Submit to this Journal Review for this Journal Propose a Special Issue

Article Menu

Share Help Cite Discuss in SciProfiles

Open AccessArticle

Peer-Review Record

MPVT: An Efficient Multi-Modal Prompt Vision Tracker for Visual Target Tracking

Appl. Sci. 2025, 15(14), 7967; https://doi.org/10.3390/app15147967

by Jianyu Xie¹, Yan Fu^1,2

, Junlin Zhou^1,2

, Tianxiang He², Xiaopeng Wang³, Yuke Fang² and Duanbing Chen^1,2,4,*

Reviewer 1: Anonymous

Reviewer 2: Anonymous

Reviewer 3: Anonymous

Appl. Sci. 2025, 15(14), 7967; https://doi.org/10.3390/app15147967

Submission received: 18 June 2025 / Revised: 11 July 2025 / Accepted: 14 July 2025 / Published: 17 July 2025

(This article belongs to the Special Issue Advanced Technologies Applied for Object Detection and Tracking)

Round 1

Reviewer 1 Report

Comments and Suggestions for Authors

The article presents MPVT, a new efficient multi-modal tracking model that relies on prompt tuning instead of fully tuning all parameters, thereby enabling faster and more economical knowledge transfer.

The MPVT model introduces three main components: a decoupled input reinforcement module, an adaptive prompt fusion module, and a fully connected network head.

This architecture, built on a pre-trained ViT encoder, allows most of the model layers to be frozen and only modality-specific modules to be trained, drastically reducing GPU memory requirements and training time.

The MPVT model was evaluated on three multi-modal benchmarks: LasHeR (RGB-T), DepthTrack (RGB-D), and VisEvent (RGB-E). It outperforms all existing models in terms of accuracy, recall, and F1-score while using only 0.9% of the adjustable parameters.

In addition to its performance, it reduces GPU memory consumption by 43.8% and training time by 62.9% compared to conventional approaches. Ablation studies show that each proposed component clearly contributes to tracking quality. Thus, MPVT offers an efficient, generalizable, and lightweight solution for multi-modal visual tracking.

Originality & Scientific impact

The originality of the article lies in the intelligent combination of prompt learning, efficient modular architecture, and parametric optimization, applied to a complex, multimodal problem, with solid empirical results to support it.
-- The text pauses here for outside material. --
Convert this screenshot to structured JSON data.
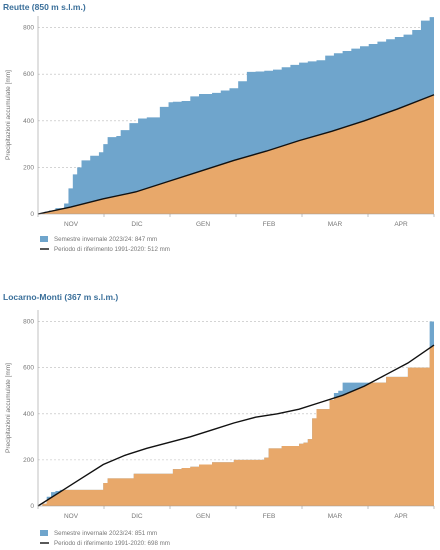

The article effectively transposes this approach to the field of multi-modal visual tracking (RGB-T, RGB-D, RGB-E). This strategy allows the pre-trained backbone to be frozen and only small specific portions of the model to be trained, significantly reducing computational costs and transfer complexity.

The MPVT model introduces three original modules working in synergy: the decoupled input reinforcement module, the adaptive fusion module for dynamic prompts, and the fully connected head network.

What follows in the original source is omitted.